[24.fevereiro.2008]

um carro atravessa a grande velocidade a avenida como se a aceleração das partículas o fizesse sair do presente. lá dentro não vão pessoas mas sim fantasmas. não dos habituais. não daqueles que têm alma mas não têm corpo. estes são precisamente o contrário. têm corpo, falta-lhes a alma.
a fuga do presente. talvez seja por isso que as pessoas correm no dia-a-dia. pela ânsia de fugir e conseguir estar em todo o lado menos aqui. procuram, na ausência deste pedaço claustrofóbico de tempo e espaço a que alguém decidiu chamar agora, a salvação.
já anoiteceu. através da vitrina do café álvaro observa os movimentos irregulares dos corpos que passam na rua. com atenção e sem demoras. ele sabe que só assim se pode ver o que é realmente importante. repara como estes deixam um rasto quase invisível à sua passagem. uma sombra negra que lhes sai dos pés e vai sujando a calçada. são os restos de sonhos e aspirações que vão morrendo que alimentam essa sombra.
e álvaro vê como os corpos se vão atolando na sombra. é espessa e limita cada vez mais os movimentos. ninguém se parece importar. já são poucos os que ainda se lembram do propósito, do estado final para o qual devíamos caminhar. quando chove preocupamo-nos em olhar o chão e amaldiçoar a chuva quando devíamos olhar para cima e procura entender de onde vem. 'o que é que andamos cá a fazer? e o que estamos a fazer nesse sentido?' pergunta álvaro para o dono do café enquanto sai porta fora.
chegou o fim do dia e os passeios da cidade são da cor do alcatrão.

16 comentários:

Em Bicos de Pés disse...

Em resposta ao teu comentário, idem.
Outra coisa: gosto do nome que deste ao teu espaço.
E boas palavras.

Joana Amoêdo disse...

Uma mistura de David Lynch com Vergílio Ferreira, perdoa a comparação.

Andreia disse...

É um bom excerto para o(s) dia(s) de hoje.
dá um vazio ao pensar em dias assim…parece que muita coisa já partiu, que alguns foram levados pela sombra e o que restou ficou a deambular.
Continua…estou contigo* (:

Andreia disse...

Sim, talvez seja mesmo por isso que corremos tanto e sem sentido: porque procuramos salvação. Não nos damos conta que se calhar bastava parar...
Beijinho!

telma disse...

hoje sinto-me um fantasma. *

gnoveva disse...

a última frase só me soa à oposição de: o sol brilha, a relva é verde. que lindo.

Unknown disse...
Este comentário foi removido pelo autor.
Mikael disse...

Simplesmente, Bom!

Maria disse...

Acho que os passeios da vida são da cor do alcatrão também.

Muito bom.

maria inês disse...

obrigada! e dá vida a esta tua cidade.

Unknown disse...

desde que escreveste este post, que abro e fecho este quadradinho, sem conseguir deixar um comentário.... hoje olhei para mim e vi só uma sombra que há muito se prendeu em mim... já não procuro a salvação há muito tempo, mas esta sombra asfixia...sou apenas mais um corpo, como tu dizes, sem alma...

s. disse...

em bicos de pés: obrigado.o nome do espaço é do ary.

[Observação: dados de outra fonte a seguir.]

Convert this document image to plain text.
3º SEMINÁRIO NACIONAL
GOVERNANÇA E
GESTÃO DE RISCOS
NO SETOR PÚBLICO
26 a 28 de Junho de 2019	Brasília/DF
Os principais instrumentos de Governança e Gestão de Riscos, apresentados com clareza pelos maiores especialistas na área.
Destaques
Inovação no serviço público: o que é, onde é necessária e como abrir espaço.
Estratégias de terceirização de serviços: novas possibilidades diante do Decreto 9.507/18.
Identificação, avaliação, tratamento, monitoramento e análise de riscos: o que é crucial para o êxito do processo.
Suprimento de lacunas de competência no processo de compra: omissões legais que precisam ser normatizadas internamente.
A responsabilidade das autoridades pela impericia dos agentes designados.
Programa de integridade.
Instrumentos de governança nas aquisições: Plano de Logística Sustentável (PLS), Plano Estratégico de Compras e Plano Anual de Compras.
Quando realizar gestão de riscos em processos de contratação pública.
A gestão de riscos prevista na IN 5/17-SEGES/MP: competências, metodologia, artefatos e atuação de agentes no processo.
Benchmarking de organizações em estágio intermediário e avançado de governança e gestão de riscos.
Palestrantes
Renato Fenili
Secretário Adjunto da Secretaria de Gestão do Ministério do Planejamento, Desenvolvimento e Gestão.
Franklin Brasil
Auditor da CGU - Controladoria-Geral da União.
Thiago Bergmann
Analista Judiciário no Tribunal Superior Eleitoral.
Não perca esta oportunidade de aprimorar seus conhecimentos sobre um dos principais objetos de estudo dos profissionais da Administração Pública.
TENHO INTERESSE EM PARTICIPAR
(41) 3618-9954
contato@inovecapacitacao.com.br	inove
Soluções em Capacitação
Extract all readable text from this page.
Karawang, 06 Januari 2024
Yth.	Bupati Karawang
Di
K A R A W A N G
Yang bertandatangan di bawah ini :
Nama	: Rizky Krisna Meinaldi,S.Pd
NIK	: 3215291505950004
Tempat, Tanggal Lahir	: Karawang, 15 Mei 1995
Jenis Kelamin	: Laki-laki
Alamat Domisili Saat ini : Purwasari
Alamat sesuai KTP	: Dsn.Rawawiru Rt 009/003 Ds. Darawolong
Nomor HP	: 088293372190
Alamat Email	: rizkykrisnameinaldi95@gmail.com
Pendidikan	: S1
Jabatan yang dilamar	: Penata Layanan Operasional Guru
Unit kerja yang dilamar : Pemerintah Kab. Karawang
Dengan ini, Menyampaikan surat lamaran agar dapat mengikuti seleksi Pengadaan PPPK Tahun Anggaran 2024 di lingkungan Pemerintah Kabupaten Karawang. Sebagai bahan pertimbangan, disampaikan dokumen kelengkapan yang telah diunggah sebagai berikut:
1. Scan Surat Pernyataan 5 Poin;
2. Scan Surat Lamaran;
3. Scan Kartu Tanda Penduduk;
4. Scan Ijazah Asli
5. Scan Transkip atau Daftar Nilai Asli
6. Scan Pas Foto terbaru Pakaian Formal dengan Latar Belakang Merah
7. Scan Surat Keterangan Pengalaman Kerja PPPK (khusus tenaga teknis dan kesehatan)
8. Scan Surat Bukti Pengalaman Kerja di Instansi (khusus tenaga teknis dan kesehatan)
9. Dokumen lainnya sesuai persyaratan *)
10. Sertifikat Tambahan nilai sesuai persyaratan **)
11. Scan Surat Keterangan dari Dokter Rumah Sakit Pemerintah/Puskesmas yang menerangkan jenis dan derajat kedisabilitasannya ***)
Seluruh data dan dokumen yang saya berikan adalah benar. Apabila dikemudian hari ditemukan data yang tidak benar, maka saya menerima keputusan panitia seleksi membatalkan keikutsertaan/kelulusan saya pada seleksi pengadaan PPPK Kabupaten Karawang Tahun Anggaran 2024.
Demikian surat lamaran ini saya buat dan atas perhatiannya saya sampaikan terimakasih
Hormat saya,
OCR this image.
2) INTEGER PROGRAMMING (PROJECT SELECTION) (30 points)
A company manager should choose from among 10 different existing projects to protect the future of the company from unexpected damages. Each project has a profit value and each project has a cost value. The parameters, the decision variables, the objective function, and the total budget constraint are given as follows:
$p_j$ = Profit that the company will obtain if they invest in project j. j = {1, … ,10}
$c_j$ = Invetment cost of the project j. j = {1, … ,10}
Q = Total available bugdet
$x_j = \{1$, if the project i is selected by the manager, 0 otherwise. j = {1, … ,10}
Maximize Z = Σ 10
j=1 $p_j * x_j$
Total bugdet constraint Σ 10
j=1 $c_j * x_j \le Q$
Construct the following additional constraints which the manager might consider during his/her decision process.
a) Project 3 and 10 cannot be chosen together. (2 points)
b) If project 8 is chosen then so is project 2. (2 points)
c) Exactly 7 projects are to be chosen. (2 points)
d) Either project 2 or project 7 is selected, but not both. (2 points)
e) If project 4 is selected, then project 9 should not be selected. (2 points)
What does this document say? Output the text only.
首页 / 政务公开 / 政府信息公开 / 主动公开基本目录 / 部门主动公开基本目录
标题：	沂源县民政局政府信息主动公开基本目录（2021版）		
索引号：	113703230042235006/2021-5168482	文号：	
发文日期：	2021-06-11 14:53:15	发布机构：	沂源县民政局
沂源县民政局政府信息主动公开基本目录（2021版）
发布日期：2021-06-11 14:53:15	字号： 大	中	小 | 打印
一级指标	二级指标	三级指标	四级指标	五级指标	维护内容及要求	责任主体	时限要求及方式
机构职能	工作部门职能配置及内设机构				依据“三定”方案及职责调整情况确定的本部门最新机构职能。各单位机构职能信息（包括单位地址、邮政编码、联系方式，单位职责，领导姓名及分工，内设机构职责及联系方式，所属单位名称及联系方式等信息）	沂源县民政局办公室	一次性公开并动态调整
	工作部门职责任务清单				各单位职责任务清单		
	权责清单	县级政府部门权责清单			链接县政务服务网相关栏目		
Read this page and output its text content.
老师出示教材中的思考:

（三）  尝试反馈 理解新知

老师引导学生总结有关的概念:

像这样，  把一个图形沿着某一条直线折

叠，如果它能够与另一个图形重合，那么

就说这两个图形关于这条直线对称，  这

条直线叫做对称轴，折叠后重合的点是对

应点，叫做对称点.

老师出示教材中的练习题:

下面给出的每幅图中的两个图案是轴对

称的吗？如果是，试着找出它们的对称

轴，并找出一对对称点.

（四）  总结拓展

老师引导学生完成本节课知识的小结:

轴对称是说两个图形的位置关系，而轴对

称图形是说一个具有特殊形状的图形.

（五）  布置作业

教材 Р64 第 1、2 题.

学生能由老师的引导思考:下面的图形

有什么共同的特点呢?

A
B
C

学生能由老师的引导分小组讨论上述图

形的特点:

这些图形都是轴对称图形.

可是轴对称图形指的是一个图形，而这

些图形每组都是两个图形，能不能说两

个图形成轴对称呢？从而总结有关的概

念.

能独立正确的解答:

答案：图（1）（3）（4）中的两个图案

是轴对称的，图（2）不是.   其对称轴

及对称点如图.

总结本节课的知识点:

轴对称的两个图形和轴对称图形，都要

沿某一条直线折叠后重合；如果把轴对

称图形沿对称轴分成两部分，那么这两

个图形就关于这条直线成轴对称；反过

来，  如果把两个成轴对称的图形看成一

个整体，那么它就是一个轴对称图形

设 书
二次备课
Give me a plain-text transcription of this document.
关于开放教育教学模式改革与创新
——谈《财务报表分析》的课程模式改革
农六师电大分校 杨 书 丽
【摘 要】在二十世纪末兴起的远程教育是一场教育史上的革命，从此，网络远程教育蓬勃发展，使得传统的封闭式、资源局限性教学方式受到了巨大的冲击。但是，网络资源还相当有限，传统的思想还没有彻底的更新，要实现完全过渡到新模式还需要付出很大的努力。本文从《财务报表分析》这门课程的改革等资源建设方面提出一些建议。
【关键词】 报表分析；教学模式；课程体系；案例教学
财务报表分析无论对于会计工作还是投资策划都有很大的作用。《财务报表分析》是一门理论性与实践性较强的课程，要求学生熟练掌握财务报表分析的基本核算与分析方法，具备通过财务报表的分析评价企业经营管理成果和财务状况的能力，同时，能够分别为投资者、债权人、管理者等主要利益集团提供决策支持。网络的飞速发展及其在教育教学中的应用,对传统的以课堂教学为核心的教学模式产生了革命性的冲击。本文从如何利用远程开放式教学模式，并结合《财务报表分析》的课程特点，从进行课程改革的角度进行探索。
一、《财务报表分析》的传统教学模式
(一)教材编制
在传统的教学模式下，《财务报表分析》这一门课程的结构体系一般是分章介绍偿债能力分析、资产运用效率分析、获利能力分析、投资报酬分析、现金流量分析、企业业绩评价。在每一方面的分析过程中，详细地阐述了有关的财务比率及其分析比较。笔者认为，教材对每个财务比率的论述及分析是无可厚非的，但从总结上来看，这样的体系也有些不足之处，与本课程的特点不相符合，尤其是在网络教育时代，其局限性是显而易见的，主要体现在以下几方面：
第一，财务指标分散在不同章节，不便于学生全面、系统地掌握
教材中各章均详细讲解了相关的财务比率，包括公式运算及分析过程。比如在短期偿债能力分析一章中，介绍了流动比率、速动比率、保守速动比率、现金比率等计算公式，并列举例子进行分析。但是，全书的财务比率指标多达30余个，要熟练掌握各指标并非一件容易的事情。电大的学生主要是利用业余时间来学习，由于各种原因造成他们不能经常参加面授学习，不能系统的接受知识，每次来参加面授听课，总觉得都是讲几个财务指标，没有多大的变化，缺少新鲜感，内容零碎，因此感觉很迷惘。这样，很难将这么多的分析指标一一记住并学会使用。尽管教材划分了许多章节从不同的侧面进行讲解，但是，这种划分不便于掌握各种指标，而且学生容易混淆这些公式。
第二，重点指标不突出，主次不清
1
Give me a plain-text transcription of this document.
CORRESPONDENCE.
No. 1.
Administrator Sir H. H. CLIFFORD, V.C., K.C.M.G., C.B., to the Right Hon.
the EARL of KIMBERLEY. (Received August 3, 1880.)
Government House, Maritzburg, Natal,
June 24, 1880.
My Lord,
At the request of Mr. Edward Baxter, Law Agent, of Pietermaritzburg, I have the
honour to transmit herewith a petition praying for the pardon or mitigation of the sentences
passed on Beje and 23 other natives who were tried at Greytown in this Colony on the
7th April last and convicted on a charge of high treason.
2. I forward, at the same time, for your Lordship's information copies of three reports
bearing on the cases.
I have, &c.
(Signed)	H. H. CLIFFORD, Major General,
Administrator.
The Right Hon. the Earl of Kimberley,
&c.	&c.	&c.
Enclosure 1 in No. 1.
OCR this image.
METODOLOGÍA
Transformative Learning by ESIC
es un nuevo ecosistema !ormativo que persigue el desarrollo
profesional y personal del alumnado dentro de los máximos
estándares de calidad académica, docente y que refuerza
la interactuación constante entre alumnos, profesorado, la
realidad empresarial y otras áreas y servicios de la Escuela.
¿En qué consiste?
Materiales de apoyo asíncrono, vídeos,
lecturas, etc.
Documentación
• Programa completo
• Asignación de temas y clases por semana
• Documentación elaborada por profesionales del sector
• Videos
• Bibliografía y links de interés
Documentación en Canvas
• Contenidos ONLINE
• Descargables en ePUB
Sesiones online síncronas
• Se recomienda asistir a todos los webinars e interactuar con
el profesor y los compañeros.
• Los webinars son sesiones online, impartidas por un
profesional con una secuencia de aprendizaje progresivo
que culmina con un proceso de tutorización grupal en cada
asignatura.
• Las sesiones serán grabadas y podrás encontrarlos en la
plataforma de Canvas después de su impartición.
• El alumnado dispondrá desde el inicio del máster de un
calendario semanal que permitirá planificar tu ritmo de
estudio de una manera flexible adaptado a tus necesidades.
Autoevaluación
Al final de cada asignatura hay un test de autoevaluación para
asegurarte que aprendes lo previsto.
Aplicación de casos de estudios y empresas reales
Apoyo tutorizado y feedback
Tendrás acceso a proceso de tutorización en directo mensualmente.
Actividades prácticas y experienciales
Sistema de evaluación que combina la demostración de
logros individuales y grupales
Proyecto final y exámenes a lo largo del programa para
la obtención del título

debbie harry: desta vez perdoo-te o facto de me comparares a duas grandes referências culturais mas para a próxima não sei (;

andreia: também acho. tem feito muito sentido para mim ultimamente. eu vou continuando. devagarinhos.

andreia ferreira: então porque é que sabendo disso continuamos a correr?

telma: 'do something pretty while you can
don't fall asleep
skating a pirouette on ice is cool'

é o que eu tento pensar sempre que me sinto assim.

gnoveva: acabo sempre por nunca entender o significado dos teus comentários :x

mikael: obrigado.

dr. strangeluv: eu acho que são os mesmos.

inês mega: vai tendo vida mas neste momento a vida é lá fora e nem sempre consigo interiorizar as coisas e transpô-las para aqui.

liliana: se bem que tenho que admitir que gosto dos vossos comentários não existe qualquer obrigação (: e que tens (e temos) que fazer para perder a sombra e ganhar alma?

Cometa 2000 disse...

gostei da tensão.

duro!

s. disse...

cometa 2000: ando muito descrente em muita coisa o que me vai deixando zangado com as pessoas. talvez seja por isso que o texto tenha ficado assim.

rummy_ disse...

gosto do "abstracto" q paira nos teus textos. dá a sensação q cada pessoa pode ver uma imensidao de coisas nas palavras.

s. disse...

rummy: não sou muito dado a narrativas descritivas já reparei. cada um vê o que quer. e gosto disso.